What Is This Atlas Designed to Do, and What Isn't It?

GPI is explicit that the atlas is a screening tool, not a siting guide. It's built for early-stage planning. Policy makers, developers, and grid operators can use it to narrow down regions worth a closer look. It won't replace permitting work, environmental review, land ownership analysis, or community engagement.

GPI also offers a separate Decision Support Tool for carbon management communities. It provides shared, accessible data to support site-specific decisions at the local level. The atlas handles national-scale screening. The decision tool handles project-level detail. The two are designed to work together.

The US has more than 270 publicly announced carbon capture projects totaling $77.5 billion in capital investment, as tracked in ongoing federal and industry analysis. Moving those projects from announced to operational requires the geographic clarity tools like this atlas are designed to provide.

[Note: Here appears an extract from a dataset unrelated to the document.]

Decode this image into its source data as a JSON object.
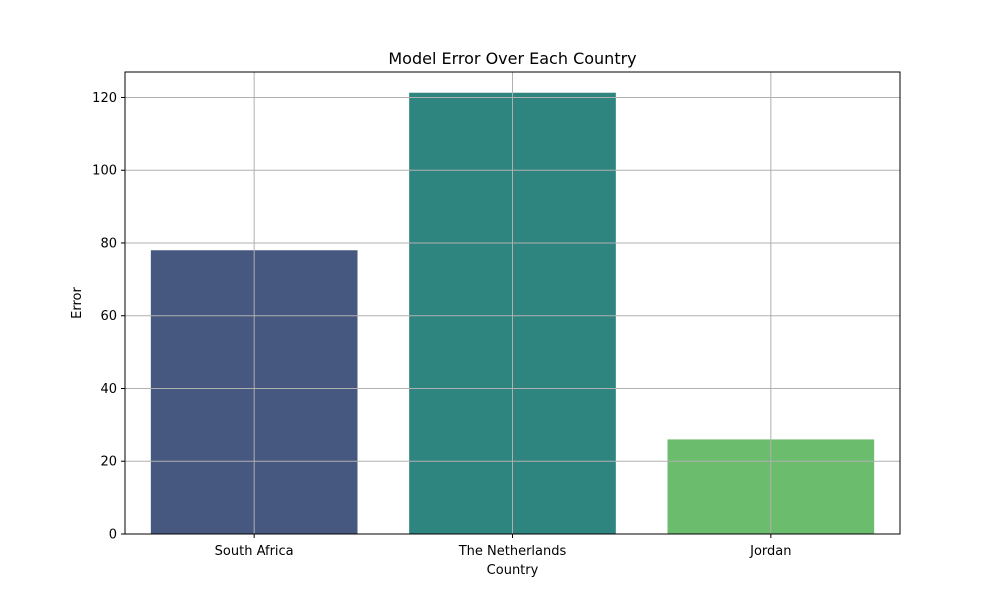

The full atlas and interactive maps are available at carboncaptureready.betterenergy.org. The Carbon Capture Coalition, which GPI convenes, published the atlas announcement for its member network of utilities, energy providers, and planners navigating rapidly rising electricity demand.

What the Atlas Signals for the Road Ahead

The US has a resource advantage in NG + CCS. It has the geology, the gas supply, the infrastructure, and a policy framework built around the 45Q tax credit. What it has lacked is a nationally consistent picture of where to focus first. The GPI atlas addresses that gap directly.

US electricity demand is set to rise 35% to 50% by 2040. The pressure to develop clean, reliable, dispatchable power is intensifying. New financing models for carbon capture and offshore CO2 storage development in the Gulf are building the commercial infrastructure to match that ambition. The atlas gives all of it a geographic foundation to build from.